Estas esculturas naturales son el resultado de siglos de lucha entre la tierra y el océano embravecido. El contraste entre las líneas rectas del faro moderno y las formas curvas de la piedra erosionada es fascinante. Cada rincón de este acantilado ofrece una oportunidad única para la fotografía y la contemplación profunda. Recorrer este laberinto de piedra es como entrar en una galería de arte natural donde el agua ha sido el único escultor durante milenios.

El viento es un protagonista indiscutible en este enclave, soplando con gran intensidad durante la mayor parte del año.
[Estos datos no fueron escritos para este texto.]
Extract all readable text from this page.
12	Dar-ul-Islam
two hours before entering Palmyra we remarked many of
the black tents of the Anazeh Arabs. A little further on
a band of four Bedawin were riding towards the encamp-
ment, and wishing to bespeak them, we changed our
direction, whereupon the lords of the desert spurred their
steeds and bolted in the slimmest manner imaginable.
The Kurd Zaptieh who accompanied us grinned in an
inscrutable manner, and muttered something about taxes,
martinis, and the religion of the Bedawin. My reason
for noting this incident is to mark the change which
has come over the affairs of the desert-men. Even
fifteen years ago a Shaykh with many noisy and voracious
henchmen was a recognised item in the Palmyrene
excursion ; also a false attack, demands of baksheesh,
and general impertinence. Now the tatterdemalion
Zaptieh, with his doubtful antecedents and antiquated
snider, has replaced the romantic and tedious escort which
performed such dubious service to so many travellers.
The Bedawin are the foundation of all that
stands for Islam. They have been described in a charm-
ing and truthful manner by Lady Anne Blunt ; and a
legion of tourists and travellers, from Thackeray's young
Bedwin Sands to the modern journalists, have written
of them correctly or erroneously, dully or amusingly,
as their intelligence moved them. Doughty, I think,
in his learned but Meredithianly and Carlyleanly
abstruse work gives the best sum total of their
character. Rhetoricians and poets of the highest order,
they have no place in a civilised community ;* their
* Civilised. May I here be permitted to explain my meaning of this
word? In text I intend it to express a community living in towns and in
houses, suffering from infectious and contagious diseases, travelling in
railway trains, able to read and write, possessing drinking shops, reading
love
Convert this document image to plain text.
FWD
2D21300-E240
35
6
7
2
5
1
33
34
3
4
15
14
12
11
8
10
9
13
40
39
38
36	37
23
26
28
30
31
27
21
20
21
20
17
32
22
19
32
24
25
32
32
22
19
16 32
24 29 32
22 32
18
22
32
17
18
Esta fuerza natural ha sido aprovechada para la instalación de un parque eólico en las inmediaciones del faro. Sin embargo, la zona también enfrenta desafíos ecológicos importantes que amenazan la biodiversidad local del área costera. La planta invasora conocida como “uña de gato”, originaria de Sudáfrica, ha formado grandes manchas que desplazan la flora autóctona. Este problema medioambiental es visible para cualquier senderista que recorra los alrededores de la construcción moderna. A pesar de estas dificultades, el paisaje mantiene un magnetismo salvaje que atrae a miles de turistas anualmente. La combinación de tecnología renovable y arquitectura vanguardista define el carácter actual de este promontorio gallego.

Ruta para senderistas

Punta Nariga ocupa, lógicamente, un lugar privilegiado dentro de la famosa ruta de senderismo conocida como O Camiño dos Faros. Es el primer faro que los caminantes encuentran en su trayecto, marcando el inicio de una aventura espectacular. Desde su posición estratégica, se pueden contemplar amplias panorámicas tanto del camino recorrido como del que queda por delante. La ruta une diversos puntos de la Costa da Morte, permitiendo comprender la importancia de estas señales lumínicas. El faro sirve como un punto de referencia visual constante que guía a los senderistas a través de los acantilados. Además, forma parte de la Ruta 181, un itinerario diseñado para recorrer todos los faros de la península. Es una parada obligatoria para quienes buscan conectar con la esencia marítima de Galicia mediante el esfuerzo físico. 

La experiencia de visitar este lugar cambia drásticamente dependiendo de las condiciones meteorológicas que imperen en el día. Durante los días soleados, el mar en calma y la luz estática ofrecen una visión de paz y serenidad absoluta. Por el contrario, en los días de tormenta, el dinamismo de las nubes y la fuerza de las olas son sobrecogedores. La cubierta del faro se convierte en esos momentos en un mirador excepcional sobre la furia del Atlántico. Los atardeceres en este punto son considerados algunos de los más bellos y mágicos de toda la costa gallega. Es un rincón especialmente valorado por fotógrafos que buscan capturar la esencia de la naturaleza en su estado más puro. Incluso sin cobertura móvil en ciertos tramos, la desconexión que ofrece el lugar es una recompensa para el alma.